Firstly, with the 19b-4 filings approved, the focus is on the SEC's greenlighting of the S-1s (or S-3s for Grayscale), which will clarify when trading can commence. Although there has been cases in which the gap between 19b-4 and S-1 was more than three months, I’m expecting that the spot ETH ETF processes will take significantly less, perhaps a few weeks or at most a couple of months. This is because this is not the first crypto ETF, and not even the first Ether ETF, that the SEC has approved at the S-1 level.
The second key question concerns initial inflows. My perception is that the overall market expectation is that ETH will attract something between 10% to 20% of the BTC inflows. For reference, at the recent Hong Kong simultaneous launch of spot BTC and ETH ETFs, ETH was able to attract about 20% of the BTC inflows. Perhaps the most important component on this side is whether we’ll see outflows from Grayscale’s ETHE trust, which now has an AUM of $11.1 billion.
Looking forward, the market is already speculating what is next for crypto ETFs. The perception of a friendlier regulatory stance lifts hopes among some that could see alt crypto ETFs relatively soon. It is important, however, to remember that BTC and ETH are the only assets that count with CME futures contracts. There’s a wedge between those and all other assets.
Although the FIT21 market structure bill could pave this way if it becomes law, for now it seems more likely that the next important crypto ETF milestones will be BTC and ETH blended ETFs, as mentioned above, and the potential introduction of options on some of the spot BTC ETFs. The deadline for the SEC to respond to the options applications is around September, and market attention should increase until then.

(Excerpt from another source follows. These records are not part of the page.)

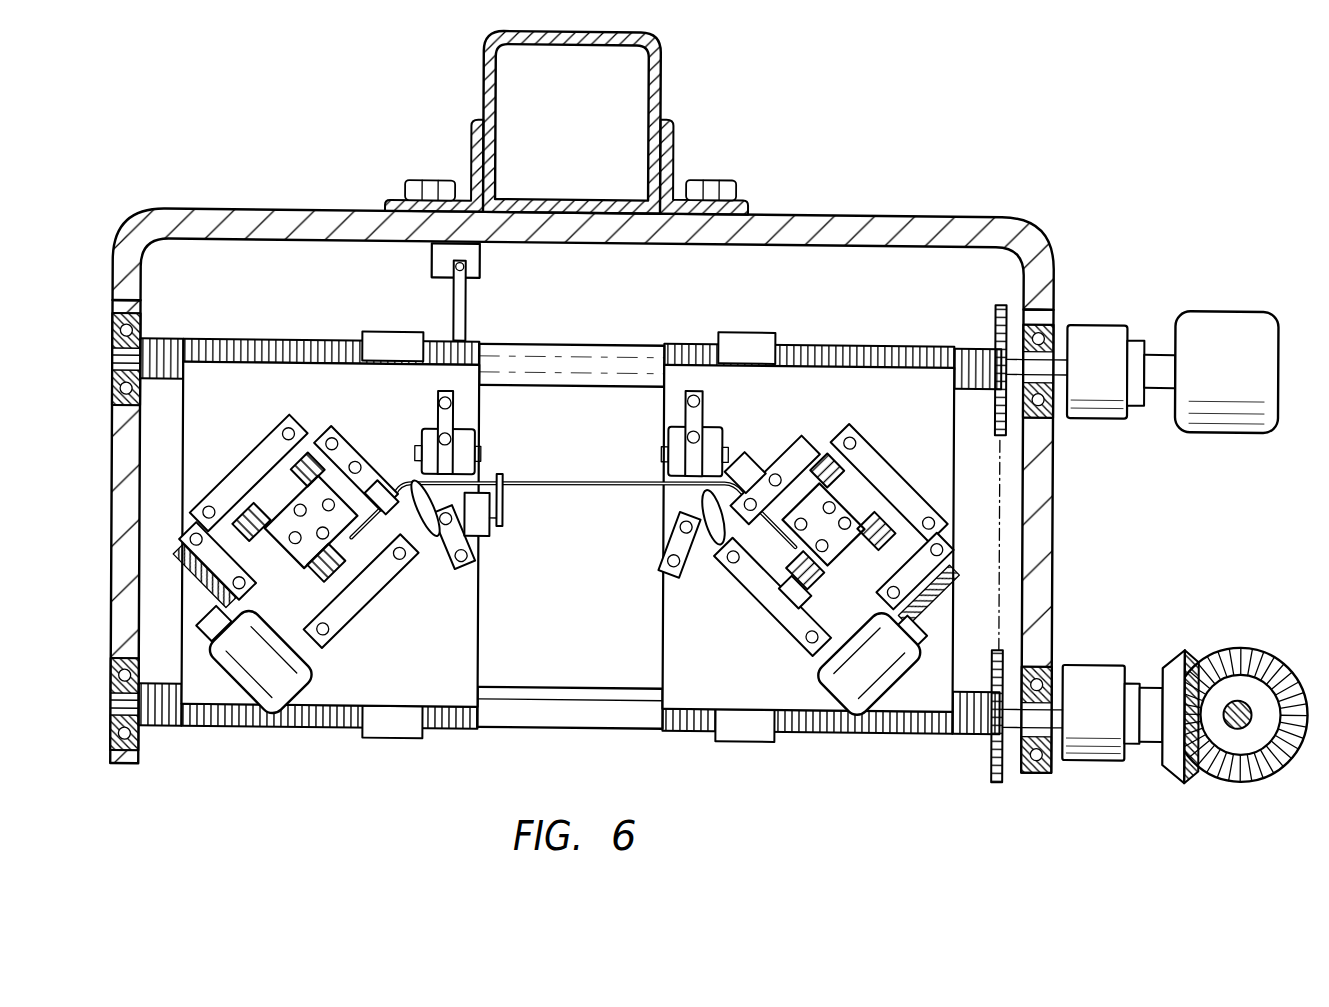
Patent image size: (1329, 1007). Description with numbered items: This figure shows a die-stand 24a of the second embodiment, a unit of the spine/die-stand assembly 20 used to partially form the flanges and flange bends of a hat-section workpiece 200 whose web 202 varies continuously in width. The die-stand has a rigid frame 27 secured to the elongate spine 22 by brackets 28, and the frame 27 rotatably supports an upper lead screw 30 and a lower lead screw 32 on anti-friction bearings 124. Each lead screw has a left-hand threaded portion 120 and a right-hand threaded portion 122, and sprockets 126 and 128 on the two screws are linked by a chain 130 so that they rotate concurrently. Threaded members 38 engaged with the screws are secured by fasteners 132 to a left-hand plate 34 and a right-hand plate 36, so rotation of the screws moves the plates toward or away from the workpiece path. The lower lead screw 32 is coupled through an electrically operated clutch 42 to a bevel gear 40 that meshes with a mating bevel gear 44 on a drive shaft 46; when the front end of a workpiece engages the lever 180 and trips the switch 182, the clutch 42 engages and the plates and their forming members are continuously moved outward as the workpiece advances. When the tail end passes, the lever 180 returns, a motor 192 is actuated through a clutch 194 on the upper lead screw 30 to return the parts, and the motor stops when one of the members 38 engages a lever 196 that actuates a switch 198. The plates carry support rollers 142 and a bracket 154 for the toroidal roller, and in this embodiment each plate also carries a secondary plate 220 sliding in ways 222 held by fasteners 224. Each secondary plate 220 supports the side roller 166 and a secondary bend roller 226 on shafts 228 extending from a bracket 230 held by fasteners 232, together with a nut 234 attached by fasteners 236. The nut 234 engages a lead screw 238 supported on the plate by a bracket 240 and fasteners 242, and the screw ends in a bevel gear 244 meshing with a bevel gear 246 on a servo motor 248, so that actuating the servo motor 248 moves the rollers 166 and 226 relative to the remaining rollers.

The spine/die-stand assembly 20 is at (380, 76).
The spine 22 is at (485, 71).
The die-stand 24a is at (265, 190).
The frame 27 is at (1052, 514).
The brackets 28 is at (472, 147).
The upper lead screw 30 is at (910, 328).
The lower lead screw 32 is at (948, 731).
The left-hand plate 34 is at (184, 460).
The right-hand plate 36 is at (955, 437).
The members 38 is at (393, 342).
The bevel gear 40 is at (1180, 754).
The clutch 42 is at (1089, 670).
The bevel gear 44 is at (1285, 756).
The drive shaft 46 is at (1234, 716).
The left-hand threaded portion 120 is at (848, 334).
The right-hand threaded portion 122 is at (236, 338).
The anti-friction bearings 124 is at (115, 325).
The sprocket 126 is at (997, 310).
The sprocket 128 is at (996, 772).
The chain 130 is at (1030, 460).
The fasteners 132 is at (402, 363).
The support rollers 142 is at (445, 456).
The bracket 154 is at (470, 544).
The guide roller 166 is at (350, 577).
The lever 180 is at (504, 504).
The switch 182 is at (481, 519).
The motor 192 is at (1215, 328).
The clutch 194 is at (1095, 330).
The lever 196 is at (454, 299).
The switch 198 is at (481, 261).
The workpiece 200 is at (600, 466).
The web 202 is at (596, 484).
The secondary plates 220 is at (375, 580).
The ways 222 is at (268, 443).
The fasteners 224 is at (865, 432).
The secondary bend roller 226 is at (360, 453).
The shafts 228 is at (746, 455).
The bracket 230 is at (305, 538).
The fasteners 232 is at (822, 560).
The nut 234 is at (272, 428).
The fasteners 236 is at (862, 492).
The lead screw 238 is at (310, 455).
The bracket 240 is at (196, 543).
The fasteners 242 is at (931, 522).
The bevel gear 244 is at (198, 580).
The bevel gear 246 is at (205, 613).
The servo motor 248 is at (296, 662).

The recovery in ETH appears to be gaining traction as what was probably the most underowned asset in crypto is now back en vogue. Even with the recent outperformance, however, the ETH/BTC ratio has returned to its early March levels and remains significantly below its average over the past three years.

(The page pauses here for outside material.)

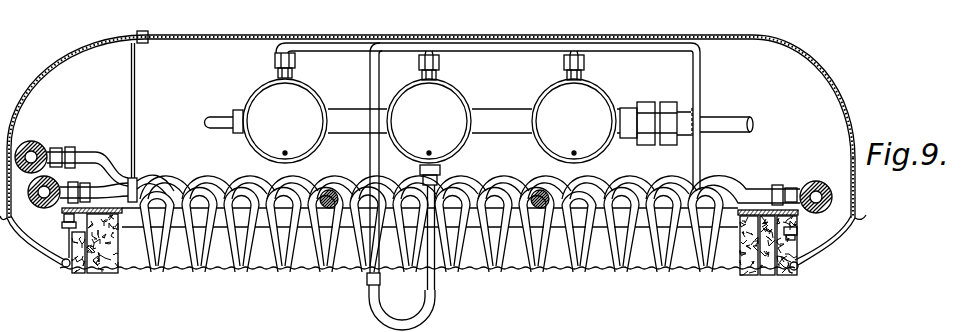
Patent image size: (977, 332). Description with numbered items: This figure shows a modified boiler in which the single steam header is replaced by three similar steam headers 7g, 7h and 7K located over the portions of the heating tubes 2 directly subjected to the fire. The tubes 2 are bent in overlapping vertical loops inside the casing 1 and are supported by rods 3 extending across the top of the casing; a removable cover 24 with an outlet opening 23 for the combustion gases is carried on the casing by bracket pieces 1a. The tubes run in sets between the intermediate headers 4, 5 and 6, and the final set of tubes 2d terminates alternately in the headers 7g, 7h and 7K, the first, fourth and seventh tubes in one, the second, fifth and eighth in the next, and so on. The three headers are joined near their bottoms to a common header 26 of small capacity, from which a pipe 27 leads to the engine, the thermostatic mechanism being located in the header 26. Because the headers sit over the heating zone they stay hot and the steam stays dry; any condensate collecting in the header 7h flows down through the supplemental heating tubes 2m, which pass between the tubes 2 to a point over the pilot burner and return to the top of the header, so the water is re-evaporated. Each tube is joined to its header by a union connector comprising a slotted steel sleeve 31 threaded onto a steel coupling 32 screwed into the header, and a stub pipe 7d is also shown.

If the current crypto bull market follows the traditional pattern of BTC leading, followed by ETH, and then altcoins, the second phase with ETH has officially started this week.
Other Top Trends We're Watching
FalconX Trading Desk Color: The positive vibe shift made almost all client personas net buyers at the desk. Flow from prop desks and venture funds was particularly skewed to the buy side. ETH was the star of the show, as our BTC/ETH volume ratio dipped below 2x over the past few days for the first time since early March. Contrary to the past many weeks, in which 60-70% of our ETH flow was coming on the sell side, 75% came in as better buyers over the past few days. The increased interest in ETH and robust BTC activity drove our majors to alts volume ratio to more than 5x for the first time since mid-January. Within alts, we saw buy interest in SOL, ARB, DOGE, and SUI.
ETH Volumes Rise, Though General Market Volumes Stay Soft: The remarkable week for the second-largest crypto asset was mirrored in its trading activity. ETH's spot volumes hit $19.5 billion yesterday, marking the second-highest level in the last three years. Meanwhile, its futures volumes soared to $83.3 billion, exceeding BTC's futures volume for the first time.
Beyond ETH, spot volumes continue to lag. For May, BTC's spot and futures volumes are down 30.4% and 20.0%, respectively, from the March average. SOL has seen an even steeper decline, with spot and futures volumes dropping 49.3% and 33.7% over the same timeframe.
As we have emphasized for a while, volume activity has been a consistent confirming indicator of crypto price trends. I interpret the fact that liquidity trends have yet to respond significantly to recent shifts in crypto policy and regulation as good news since it suggests that the excitement remains confined mainly to specialist circles. Overall, a broad recovery in market volumes is one of the critical indicators I’ll be watching to gain confidence that we will sustainably break beyond the current price range.